October 28, 2023 12:18

While the documentation for SFTP and S3 file connectors says they will not sync empty columns this make them less than ideal solutions for ongoing file ingestion, in our case files are typically csv.

Would it be possible to add all fields to the destination regardless of whether there is data? We find it important it to maintain not only all the fields but their order as well, and having a field added out of order at a later date doesn't fit for us.

Thanks for you consideration!

Please sign in to leave a comment.

Comments

2 comments

Official comment

Alison Fivetranner
- November 01, 2023 19:02
Hi Lucas,

Thank you so much for using Fivetran and for taking the time to submit this request. This is a very interesting idea that I'd love to understand in more depth.
Can you share more about your data and pipelines so I understand your challenges better?
What sort of data is it that you are syncing via our file connectors?
Why is the column order important?
When would you expect the initially empty columns to populate with data?

Understanding this information will help me prioritize the ask.

Thank you once again,

Alison
Lucas Cunningham User
- November 02, 2023 15:45
- Edited
Thanks very much for the question, Alison.

One use case we have is with a data set exported from a provider as csv. The data set is rows of transactional data but each row could be a different type of transaction. There are ~50 columns in all, not all transaction types will populate each column, so a given row will likely never have data across all possible fields. We’re currently importing this data through another means but would love to transition to Fivetran.

As such, data analyses and reports have already been built that reference various fields. If we start a new client with this data set using Fivetran and not our existing import strategy, some fields will be dropped and we’d need to make adjustments down the line. Eventually all columns would be added and then we’d need to readjust other processes, etc.

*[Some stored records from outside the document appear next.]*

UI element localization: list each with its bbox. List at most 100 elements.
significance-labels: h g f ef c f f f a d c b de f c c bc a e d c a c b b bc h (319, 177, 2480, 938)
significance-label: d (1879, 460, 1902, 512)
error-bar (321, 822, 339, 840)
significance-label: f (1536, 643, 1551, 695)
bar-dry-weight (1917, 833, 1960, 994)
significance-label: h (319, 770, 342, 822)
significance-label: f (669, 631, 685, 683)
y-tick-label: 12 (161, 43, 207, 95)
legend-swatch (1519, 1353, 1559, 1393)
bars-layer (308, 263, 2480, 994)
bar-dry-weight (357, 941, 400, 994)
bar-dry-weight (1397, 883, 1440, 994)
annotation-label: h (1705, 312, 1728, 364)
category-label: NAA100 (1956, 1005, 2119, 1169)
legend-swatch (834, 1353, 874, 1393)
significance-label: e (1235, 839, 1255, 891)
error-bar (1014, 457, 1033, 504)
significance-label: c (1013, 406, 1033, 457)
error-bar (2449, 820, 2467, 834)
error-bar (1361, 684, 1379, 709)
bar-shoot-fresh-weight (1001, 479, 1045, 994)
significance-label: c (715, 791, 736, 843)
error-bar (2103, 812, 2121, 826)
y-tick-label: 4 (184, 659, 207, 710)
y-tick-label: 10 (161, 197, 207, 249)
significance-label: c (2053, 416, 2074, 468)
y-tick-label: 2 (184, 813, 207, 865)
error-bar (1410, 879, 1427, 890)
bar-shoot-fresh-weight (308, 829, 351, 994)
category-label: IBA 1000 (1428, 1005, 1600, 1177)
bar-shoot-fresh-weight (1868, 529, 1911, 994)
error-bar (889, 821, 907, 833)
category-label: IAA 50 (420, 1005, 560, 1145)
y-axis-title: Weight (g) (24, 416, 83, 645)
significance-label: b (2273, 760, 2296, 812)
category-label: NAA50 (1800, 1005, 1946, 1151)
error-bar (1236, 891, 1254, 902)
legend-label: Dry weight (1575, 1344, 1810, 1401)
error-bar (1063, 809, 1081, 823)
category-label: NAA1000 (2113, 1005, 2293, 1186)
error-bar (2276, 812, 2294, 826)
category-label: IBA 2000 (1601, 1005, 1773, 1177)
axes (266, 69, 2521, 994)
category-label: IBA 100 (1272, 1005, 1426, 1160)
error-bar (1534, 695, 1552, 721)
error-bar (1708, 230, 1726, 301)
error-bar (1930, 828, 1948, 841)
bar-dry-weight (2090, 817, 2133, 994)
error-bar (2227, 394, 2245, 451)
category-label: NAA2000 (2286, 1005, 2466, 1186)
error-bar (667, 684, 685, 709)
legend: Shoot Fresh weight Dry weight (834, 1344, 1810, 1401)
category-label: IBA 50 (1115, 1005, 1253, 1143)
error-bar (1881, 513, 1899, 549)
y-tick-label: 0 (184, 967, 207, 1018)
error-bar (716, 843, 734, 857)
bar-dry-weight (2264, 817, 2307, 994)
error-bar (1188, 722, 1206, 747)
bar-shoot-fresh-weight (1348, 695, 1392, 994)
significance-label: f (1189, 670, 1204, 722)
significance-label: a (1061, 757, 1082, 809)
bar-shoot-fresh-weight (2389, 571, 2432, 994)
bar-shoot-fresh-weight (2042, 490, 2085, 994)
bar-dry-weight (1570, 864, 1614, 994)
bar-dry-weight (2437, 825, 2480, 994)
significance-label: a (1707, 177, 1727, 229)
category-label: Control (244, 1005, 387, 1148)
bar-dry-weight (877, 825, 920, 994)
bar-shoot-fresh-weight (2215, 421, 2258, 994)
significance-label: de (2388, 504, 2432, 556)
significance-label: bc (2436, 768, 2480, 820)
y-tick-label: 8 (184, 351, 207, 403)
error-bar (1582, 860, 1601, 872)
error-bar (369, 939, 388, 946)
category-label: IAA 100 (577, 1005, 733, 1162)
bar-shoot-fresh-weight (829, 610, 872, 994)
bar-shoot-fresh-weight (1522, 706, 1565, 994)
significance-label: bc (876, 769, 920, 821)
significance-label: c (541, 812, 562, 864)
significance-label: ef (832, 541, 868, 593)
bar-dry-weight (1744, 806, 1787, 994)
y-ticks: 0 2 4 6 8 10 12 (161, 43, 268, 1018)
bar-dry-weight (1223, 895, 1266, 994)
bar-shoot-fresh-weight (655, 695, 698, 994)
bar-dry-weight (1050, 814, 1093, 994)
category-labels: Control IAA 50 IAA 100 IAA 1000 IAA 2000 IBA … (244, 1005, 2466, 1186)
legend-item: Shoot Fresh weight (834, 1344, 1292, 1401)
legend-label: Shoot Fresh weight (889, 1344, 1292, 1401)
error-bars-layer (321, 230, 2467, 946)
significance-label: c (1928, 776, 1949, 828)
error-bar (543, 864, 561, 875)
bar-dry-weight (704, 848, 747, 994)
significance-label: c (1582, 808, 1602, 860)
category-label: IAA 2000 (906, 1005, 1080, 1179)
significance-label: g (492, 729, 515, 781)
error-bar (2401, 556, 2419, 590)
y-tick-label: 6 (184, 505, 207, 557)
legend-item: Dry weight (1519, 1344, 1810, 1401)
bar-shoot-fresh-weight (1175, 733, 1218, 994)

So, in our case it would be best if all fields represented in a file ended up as fields in the table. And I can see our clients asking questions about data they upload if a field isn’t present in the resulting table. Their first instinct will be to say that not all data was loaded, leading us to troubleshoot their files and determine if the field in question was simply empty and needing to have this conversation with them. While it’s clear in your documentation it isn’t intuitive in my experience with loading data. We do a lot of file uploads for our clients, and I’d like to transition that to Fivetran but won’t be able to if we can’t be certain of the field mapping from file to table is consistent.

Thanks again for your attention, it’s greatly appreciated,

Lucas

EDIT: thinking about how to define a field when it has no data:

1. Offer a schema layout screen where the user could make that decision?

1a. Maybe a separate feature request but allow the schema screen to be editable by the user on a file connector. I could see this being useful if new data in a given text field exceeds the length of anything previously uploaded (unless you already handle expanding fields in such cases?).

2. Create the field as varchar(255) when empty.